Paul went on to do character fabrication work for several of director/animator Voltaire's stop-motion animation projects, including, some years later, the original Chi-Chian station I.D. for the SCI FI Channel. Looking to improve his technical skills, he entered the field of resin model kit sculpture, where his work was highly regarded for its unsettling, detailed intensity as well as the artist's ability to capture human likenesses. This led to an assignment with DC Comics, for whom he sculpted maquettes of the characters featured in the latest Batman film.
He is currently working as lead sculptor at the Brooklyn-based studio Art Asylum, where a new generation of cutting-edge, unrepentantly malicious toys are being brought into an unsuspecting world.
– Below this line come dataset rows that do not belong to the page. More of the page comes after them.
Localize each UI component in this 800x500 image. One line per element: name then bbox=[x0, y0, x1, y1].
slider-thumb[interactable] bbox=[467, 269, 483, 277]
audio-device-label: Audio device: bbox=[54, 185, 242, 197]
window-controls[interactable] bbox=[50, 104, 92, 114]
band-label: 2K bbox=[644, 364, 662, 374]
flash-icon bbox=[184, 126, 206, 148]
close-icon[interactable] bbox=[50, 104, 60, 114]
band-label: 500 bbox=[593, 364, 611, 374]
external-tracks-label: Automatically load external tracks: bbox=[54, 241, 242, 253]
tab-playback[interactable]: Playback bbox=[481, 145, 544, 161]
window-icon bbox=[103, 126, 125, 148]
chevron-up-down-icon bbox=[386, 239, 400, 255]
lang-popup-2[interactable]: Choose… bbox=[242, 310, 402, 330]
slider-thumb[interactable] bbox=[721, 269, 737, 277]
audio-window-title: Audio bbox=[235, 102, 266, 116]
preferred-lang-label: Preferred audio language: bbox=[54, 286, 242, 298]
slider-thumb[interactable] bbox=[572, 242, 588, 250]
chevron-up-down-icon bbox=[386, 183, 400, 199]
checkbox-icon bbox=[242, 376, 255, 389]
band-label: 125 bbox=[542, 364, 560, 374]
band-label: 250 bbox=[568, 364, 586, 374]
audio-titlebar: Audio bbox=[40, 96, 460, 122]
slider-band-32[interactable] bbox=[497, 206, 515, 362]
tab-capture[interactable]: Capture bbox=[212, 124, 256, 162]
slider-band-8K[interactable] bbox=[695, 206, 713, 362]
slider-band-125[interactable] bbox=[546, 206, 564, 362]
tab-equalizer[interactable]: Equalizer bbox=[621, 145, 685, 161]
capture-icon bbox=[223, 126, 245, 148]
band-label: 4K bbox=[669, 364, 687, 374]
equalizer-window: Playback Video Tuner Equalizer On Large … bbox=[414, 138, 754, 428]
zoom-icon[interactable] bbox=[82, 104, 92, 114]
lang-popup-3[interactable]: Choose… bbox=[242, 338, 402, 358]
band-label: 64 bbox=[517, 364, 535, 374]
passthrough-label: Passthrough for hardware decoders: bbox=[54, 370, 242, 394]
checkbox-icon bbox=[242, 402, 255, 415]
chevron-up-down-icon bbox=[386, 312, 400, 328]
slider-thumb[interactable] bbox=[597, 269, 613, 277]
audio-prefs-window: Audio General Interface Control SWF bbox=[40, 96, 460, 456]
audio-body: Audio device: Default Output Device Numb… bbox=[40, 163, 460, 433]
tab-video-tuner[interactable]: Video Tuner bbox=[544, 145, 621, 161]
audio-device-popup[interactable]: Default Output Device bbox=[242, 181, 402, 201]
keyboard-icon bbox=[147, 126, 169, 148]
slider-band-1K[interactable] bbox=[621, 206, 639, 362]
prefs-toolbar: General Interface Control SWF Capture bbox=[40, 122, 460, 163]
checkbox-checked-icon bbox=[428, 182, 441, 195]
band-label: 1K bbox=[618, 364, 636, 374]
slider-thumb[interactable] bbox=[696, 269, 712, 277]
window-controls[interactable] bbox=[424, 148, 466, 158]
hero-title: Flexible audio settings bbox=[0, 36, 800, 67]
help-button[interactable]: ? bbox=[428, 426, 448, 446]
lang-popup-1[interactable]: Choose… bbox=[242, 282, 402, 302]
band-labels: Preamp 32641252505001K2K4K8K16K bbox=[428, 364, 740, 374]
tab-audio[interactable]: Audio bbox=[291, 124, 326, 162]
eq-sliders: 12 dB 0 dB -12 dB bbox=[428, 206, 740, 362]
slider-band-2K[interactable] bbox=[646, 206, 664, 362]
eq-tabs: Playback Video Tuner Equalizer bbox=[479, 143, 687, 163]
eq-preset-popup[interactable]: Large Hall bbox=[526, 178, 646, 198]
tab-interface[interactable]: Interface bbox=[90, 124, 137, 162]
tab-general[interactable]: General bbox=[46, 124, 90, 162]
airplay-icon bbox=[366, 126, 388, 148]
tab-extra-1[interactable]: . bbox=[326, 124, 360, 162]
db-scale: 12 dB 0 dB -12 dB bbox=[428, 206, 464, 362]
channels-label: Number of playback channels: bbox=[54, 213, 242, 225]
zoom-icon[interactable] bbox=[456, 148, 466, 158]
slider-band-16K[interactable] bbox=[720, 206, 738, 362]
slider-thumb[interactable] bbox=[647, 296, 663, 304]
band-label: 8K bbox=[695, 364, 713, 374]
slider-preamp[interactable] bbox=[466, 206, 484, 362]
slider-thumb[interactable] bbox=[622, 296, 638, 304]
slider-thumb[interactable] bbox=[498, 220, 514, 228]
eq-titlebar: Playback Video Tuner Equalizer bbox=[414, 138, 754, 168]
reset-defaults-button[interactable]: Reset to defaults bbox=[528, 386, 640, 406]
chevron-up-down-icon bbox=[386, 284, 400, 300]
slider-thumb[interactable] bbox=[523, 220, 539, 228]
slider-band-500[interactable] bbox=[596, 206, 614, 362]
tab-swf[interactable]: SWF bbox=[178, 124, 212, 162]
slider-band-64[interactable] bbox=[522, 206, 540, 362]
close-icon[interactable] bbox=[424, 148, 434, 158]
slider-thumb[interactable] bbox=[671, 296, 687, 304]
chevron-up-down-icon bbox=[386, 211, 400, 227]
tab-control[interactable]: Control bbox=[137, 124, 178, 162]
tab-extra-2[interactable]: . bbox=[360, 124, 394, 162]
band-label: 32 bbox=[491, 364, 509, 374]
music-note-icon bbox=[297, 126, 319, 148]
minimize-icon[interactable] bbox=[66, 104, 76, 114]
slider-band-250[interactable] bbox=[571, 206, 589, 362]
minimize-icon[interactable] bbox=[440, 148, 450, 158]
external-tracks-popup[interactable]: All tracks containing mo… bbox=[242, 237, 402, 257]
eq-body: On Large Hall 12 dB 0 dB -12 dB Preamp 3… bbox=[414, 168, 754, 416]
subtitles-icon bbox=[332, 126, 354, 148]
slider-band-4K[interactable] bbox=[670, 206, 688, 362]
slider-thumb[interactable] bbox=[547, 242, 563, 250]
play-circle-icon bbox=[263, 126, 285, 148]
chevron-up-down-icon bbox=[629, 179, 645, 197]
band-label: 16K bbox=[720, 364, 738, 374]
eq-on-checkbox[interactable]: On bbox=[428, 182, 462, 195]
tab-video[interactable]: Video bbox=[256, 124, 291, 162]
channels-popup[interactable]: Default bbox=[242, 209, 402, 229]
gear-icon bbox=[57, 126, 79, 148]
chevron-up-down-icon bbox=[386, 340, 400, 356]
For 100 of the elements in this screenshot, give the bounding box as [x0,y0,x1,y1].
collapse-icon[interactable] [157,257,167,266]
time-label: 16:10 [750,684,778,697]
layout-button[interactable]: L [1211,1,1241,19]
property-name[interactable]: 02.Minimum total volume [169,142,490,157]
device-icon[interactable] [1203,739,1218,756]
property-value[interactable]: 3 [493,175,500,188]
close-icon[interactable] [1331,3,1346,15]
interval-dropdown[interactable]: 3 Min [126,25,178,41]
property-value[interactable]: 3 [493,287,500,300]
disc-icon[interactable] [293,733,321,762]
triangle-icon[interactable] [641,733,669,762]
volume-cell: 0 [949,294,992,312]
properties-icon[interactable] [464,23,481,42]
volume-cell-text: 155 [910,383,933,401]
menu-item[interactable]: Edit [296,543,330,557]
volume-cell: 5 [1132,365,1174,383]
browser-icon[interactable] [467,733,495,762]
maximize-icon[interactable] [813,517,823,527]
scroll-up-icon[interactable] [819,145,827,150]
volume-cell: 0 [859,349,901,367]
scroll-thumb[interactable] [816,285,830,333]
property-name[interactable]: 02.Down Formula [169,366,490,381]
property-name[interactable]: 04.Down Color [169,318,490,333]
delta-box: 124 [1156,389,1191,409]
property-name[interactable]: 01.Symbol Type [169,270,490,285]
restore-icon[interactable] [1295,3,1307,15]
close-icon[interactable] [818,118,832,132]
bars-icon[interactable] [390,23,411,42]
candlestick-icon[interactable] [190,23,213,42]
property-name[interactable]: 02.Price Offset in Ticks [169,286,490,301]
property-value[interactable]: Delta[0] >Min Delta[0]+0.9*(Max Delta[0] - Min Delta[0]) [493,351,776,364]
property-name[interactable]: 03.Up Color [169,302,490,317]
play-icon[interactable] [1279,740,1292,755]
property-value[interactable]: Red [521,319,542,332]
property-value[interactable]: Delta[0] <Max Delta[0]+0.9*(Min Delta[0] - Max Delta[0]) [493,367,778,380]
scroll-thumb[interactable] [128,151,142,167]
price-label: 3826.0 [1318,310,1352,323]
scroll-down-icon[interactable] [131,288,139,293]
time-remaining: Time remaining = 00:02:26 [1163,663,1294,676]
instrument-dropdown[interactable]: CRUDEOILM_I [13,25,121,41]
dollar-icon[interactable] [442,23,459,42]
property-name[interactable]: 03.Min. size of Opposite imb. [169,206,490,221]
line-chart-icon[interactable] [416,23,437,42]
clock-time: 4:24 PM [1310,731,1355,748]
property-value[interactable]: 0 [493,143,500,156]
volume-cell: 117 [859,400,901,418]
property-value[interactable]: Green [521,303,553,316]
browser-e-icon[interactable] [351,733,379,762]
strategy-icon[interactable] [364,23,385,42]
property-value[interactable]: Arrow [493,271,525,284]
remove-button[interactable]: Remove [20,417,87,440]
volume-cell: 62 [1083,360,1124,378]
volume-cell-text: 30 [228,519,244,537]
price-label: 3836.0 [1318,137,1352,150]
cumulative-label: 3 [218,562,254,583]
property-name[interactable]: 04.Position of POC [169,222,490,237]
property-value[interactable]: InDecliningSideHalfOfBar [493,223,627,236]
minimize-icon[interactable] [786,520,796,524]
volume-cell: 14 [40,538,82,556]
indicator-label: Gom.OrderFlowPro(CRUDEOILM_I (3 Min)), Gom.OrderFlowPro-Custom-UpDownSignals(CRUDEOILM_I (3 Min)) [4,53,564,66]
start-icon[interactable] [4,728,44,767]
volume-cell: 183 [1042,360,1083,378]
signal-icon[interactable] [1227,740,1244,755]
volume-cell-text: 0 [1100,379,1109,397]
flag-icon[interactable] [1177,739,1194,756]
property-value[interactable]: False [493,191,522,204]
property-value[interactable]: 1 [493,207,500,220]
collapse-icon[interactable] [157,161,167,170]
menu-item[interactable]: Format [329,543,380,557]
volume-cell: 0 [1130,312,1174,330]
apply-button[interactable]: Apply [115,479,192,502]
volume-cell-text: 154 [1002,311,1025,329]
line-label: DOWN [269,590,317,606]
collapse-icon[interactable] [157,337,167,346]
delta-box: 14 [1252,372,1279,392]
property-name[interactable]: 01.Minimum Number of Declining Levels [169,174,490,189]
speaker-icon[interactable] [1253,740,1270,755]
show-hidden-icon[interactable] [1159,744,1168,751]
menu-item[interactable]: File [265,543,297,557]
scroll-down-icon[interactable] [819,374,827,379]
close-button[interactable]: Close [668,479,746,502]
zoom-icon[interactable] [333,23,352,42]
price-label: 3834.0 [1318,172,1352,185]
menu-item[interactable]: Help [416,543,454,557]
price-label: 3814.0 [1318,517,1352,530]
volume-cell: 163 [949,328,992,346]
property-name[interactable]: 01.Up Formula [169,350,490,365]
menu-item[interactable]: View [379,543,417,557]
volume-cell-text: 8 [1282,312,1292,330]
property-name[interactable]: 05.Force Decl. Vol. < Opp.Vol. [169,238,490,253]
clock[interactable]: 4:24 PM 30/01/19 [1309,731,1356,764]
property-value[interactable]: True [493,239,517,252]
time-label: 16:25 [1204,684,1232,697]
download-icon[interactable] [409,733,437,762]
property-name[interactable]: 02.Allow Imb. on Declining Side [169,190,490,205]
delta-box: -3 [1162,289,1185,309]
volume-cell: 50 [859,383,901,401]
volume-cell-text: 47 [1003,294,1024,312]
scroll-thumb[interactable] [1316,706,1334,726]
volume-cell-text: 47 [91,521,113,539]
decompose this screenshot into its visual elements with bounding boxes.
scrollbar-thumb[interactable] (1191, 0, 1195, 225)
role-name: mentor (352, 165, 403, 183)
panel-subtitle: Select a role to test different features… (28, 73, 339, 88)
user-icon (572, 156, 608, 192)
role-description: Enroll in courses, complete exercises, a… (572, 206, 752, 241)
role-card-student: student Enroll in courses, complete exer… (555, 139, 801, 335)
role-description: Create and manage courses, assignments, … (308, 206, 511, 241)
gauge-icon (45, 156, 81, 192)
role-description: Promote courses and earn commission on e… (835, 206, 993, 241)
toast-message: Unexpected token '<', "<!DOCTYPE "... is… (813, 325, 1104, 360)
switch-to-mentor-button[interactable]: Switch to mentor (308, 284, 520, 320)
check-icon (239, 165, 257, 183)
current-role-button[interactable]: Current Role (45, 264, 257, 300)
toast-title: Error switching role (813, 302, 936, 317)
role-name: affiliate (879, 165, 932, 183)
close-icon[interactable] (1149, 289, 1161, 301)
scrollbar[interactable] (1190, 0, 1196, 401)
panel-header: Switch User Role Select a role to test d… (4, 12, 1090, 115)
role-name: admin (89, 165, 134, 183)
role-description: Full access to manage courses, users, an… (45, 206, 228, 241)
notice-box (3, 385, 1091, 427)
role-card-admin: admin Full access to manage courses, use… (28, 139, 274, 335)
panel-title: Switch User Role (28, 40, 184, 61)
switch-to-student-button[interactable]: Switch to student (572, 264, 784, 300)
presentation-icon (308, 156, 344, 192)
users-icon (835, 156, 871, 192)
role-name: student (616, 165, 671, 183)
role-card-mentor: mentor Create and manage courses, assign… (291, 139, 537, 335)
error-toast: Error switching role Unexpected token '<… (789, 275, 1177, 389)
Paul continues to work on his original art, and he contributes his images of brutal aesthetics to the bands Android Lust and I, Parasite. His work can also be seen featured on the covers of Cthulusex Magazine. Samples of Paul Komoda's illustrated work may be found at www.geocities.com/agonyagogo and www.darkvisionmedia.org. The drawings have been described as "fluidly disturbing" ... "a plentitude of carapacial segmentation as well as the occasional downward spiral."